Musk also weighed in on former President Donald Trump’s account, saying that no decision has been made yet.
“New Twitter policy is freedom of speech, but not freedom of reach. Negative/hate tweets will be max deboosted & demonetized, so no ads or other revenue to Twitter. You won’t find the tweet unless you specifically seek it out, which is no different from rest of Internet,” Musk also wrote at around 2 p.m. ET on Friday. “Note, this applies just to the individual tweet, not the whole account.”
Jones was ordered to pay more than $1 billion in several different cases for claiming that the 2012 Sandy Hook mass shooting was a hoax. The longtime InfoWars host said the decisions were politically motivated and designed to chill free speech.
As for Trump, the former president had amassed nearly 90 million followers on the social media website before its moderators suspended his account in January 2021. The company claimed that he would incite violence following Jan. 6 Capitol breach, although Trump told supporters on that day to protest peacefully and lawfully.

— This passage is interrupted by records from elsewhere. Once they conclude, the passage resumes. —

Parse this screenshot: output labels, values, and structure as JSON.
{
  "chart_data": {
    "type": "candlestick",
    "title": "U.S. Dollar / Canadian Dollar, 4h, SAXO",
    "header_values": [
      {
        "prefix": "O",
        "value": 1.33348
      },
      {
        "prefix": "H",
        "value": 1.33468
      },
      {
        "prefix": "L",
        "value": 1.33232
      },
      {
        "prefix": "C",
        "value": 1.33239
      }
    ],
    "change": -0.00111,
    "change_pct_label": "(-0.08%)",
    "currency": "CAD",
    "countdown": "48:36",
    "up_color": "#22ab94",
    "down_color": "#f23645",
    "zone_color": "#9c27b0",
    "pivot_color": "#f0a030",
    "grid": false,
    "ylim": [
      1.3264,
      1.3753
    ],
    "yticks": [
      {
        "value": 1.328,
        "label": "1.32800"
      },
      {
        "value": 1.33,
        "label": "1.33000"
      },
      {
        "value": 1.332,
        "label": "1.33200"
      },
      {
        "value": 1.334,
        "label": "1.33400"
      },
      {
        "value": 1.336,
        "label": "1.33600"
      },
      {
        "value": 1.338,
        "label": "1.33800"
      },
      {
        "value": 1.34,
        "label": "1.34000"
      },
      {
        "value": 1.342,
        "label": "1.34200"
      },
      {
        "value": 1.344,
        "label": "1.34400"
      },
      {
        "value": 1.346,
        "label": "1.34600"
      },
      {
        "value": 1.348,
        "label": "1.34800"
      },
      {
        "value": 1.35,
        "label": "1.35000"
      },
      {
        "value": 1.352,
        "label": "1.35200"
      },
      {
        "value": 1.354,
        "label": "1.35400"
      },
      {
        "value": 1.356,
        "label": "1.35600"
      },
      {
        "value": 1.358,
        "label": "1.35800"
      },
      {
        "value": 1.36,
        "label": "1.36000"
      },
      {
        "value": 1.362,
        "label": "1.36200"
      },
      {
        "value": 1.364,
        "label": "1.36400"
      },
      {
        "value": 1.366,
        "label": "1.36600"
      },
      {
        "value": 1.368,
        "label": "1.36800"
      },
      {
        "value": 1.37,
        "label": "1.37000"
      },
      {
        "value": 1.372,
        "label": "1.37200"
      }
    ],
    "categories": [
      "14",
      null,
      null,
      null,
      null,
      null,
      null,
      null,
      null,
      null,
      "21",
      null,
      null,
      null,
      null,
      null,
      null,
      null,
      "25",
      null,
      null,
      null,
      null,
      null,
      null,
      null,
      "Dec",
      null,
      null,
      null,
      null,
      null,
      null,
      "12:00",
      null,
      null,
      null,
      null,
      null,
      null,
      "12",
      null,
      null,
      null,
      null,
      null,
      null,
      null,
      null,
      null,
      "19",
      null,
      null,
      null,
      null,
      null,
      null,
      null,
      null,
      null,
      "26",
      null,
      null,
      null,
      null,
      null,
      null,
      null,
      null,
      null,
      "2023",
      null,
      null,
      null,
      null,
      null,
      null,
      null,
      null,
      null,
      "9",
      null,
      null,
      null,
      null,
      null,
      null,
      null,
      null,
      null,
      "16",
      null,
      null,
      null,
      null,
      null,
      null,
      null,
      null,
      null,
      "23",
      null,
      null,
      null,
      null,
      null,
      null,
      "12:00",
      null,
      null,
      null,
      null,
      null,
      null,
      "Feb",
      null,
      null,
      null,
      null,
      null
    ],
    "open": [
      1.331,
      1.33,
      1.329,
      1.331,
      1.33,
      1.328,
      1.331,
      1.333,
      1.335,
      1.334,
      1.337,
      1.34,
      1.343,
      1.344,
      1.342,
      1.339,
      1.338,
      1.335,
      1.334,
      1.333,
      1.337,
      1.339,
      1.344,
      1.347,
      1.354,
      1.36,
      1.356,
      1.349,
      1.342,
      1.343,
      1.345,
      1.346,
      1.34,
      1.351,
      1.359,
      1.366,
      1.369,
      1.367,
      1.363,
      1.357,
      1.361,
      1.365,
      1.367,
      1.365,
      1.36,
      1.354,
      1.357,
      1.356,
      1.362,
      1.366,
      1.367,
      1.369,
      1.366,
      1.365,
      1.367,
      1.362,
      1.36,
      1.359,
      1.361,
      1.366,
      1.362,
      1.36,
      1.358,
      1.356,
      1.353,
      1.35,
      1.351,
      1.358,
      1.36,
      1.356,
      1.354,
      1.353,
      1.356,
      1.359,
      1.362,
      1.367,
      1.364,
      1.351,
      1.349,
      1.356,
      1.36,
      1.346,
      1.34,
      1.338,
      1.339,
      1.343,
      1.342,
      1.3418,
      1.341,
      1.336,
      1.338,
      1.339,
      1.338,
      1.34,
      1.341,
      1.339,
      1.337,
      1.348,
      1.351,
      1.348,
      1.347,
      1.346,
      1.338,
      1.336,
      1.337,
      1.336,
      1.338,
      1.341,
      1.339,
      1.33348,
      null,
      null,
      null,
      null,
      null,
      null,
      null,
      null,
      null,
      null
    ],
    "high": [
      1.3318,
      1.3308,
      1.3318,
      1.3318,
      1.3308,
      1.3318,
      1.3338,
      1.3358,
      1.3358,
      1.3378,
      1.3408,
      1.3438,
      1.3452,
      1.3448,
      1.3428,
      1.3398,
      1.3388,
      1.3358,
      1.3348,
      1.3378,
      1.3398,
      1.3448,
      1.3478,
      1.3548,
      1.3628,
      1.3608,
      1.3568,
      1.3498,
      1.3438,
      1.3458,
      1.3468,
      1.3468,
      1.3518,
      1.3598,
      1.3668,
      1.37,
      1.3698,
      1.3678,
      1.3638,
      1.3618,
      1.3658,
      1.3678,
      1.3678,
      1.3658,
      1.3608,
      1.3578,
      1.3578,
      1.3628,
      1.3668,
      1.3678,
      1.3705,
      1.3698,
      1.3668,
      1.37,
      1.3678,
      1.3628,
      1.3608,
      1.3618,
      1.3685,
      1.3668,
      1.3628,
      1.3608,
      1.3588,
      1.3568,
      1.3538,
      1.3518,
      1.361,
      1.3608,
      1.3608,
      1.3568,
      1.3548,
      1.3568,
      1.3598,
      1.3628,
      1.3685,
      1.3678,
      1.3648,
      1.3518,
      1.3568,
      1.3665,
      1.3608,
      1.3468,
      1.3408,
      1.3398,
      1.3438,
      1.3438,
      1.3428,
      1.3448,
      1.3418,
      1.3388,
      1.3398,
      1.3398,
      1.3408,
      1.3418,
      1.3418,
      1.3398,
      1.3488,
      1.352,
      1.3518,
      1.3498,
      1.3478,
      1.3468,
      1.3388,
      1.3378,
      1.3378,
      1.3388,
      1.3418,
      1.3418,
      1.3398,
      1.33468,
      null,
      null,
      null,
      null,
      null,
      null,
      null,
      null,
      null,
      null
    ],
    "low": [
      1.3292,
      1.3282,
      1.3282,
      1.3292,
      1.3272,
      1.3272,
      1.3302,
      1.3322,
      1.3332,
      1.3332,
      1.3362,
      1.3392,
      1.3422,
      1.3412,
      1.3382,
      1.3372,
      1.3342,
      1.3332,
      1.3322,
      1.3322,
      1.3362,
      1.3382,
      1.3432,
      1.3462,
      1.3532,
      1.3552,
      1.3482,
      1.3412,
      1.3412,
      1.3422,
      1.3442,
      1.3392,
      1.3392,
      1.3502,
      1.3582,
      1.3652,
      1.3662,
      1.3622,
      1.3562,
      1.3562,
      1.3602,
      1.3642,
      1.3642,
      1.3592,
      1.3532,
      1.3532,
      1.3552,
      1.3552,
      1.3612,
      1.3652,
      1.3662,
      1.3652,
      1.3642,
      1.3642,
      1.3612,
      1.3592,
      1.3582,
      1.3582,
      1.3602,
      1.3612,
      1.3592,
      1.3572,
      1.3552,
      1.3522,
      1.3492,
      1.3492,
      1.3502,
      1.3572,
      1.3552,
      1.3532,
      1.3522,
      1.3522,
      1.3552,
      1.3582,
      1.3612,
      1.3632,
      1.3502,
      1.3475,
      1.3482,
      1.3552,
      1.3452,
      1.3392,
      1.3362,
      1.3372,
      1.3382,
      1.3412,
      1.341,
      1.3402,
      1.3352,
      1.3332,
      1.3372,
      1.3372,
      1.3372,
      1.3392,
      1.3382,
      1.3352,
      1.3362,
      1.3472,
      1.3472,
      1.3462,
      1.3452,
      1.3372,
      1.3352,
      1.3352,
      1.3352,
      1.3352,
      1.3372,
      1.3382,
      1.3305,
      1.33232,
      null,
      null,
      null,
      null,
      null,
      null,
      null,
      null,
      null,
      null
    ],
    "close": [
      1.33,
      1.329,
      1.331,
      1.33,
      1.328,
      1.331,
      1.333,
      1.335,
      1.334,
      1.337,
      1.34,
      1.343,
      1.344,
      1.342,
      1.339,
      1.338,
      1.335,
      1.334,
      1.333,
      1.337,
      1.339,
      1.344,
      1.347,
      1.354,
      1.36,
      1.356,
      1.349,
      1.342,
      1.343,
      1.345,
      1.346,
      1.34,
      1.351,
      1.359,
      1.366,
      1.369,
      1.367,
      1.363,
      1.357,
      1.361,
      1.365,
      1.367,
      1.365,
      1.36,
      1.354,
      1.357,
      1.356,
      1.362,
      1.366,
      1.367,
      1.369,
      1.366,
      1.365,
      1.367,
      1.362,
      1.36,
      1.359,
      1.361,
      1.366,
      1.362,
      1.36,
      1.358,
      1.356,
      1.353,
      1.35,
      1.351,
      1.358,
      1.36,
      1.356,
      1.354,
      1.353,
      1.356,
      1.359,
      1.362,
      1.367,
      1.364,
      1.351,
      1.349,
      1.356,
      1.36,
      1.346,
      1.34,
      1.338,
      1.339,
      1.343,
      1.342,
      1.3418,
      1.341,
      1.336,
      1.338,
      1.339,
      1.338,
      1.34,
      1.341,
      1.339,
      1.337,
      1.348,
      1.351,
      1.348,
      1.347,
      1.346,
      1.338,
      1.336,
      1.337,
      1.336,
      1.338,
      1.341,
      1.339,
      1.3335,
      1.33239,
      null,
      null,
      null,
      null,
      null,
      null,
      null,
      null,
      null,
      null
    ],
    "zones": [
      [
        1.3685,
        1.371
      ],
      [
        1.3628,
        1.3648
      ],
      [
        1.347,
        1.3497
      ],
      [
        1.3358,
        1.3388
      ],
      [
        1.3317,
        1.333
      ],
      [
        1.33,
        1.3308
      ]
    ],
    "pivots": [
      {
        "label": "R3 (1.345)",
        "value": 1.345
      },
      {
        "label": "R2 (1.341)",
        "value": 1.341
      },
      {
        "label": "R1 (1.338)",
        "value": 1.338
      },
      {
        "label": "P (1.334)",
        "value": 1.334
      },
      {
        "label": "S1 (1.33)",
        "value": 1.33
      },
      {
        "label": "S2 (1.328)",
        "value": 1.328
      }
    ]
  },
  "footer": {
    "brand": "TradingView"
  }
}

Since around that time, a number of prominent conservative voices and opponents of mandatory COVID-19 vaccination rules were banned from Twitter. They include retired Lt. Gen. Michael Flynn, Marjorie Taylor Greene, Mike Lindell, Jim Hoft, Project Veritas, Naomi Wolf, James Lindsay, and others.
Earlier this month, Griffin and several other accounts were banned after impersonating Musk on the website. Jones, meanwhile, and his InfoWars website were permanently suspended in late 2018.
It comes as Twitter leadership reportedly sent an unsigned email after Thursday’s deadline saying its offices would be closed and employee badge access disabled until Monday.
“The best people are staying, so I’m not super worried,” Musk wrote on Thursday night. After taking over Twitter less than three weeks ago, Musk fired half of the company’s full-time staff of about 7,500 and a number of contractors responsible for content moderation.
Musk, who also heads Tesla and SpaceX, said Twitter will be much more engineering-driven, with employees who write “great code” comprising the majority of the team.
Musk has also indicated that he plans to resume Twitter’s premium service—which grants blue-check “verification” labels to anyone willing to pay $8 a month—on Nov. 29. The billionaire said in a tweet that the relaunch would take place later this month in an effort to make sure the service is “rock solid.”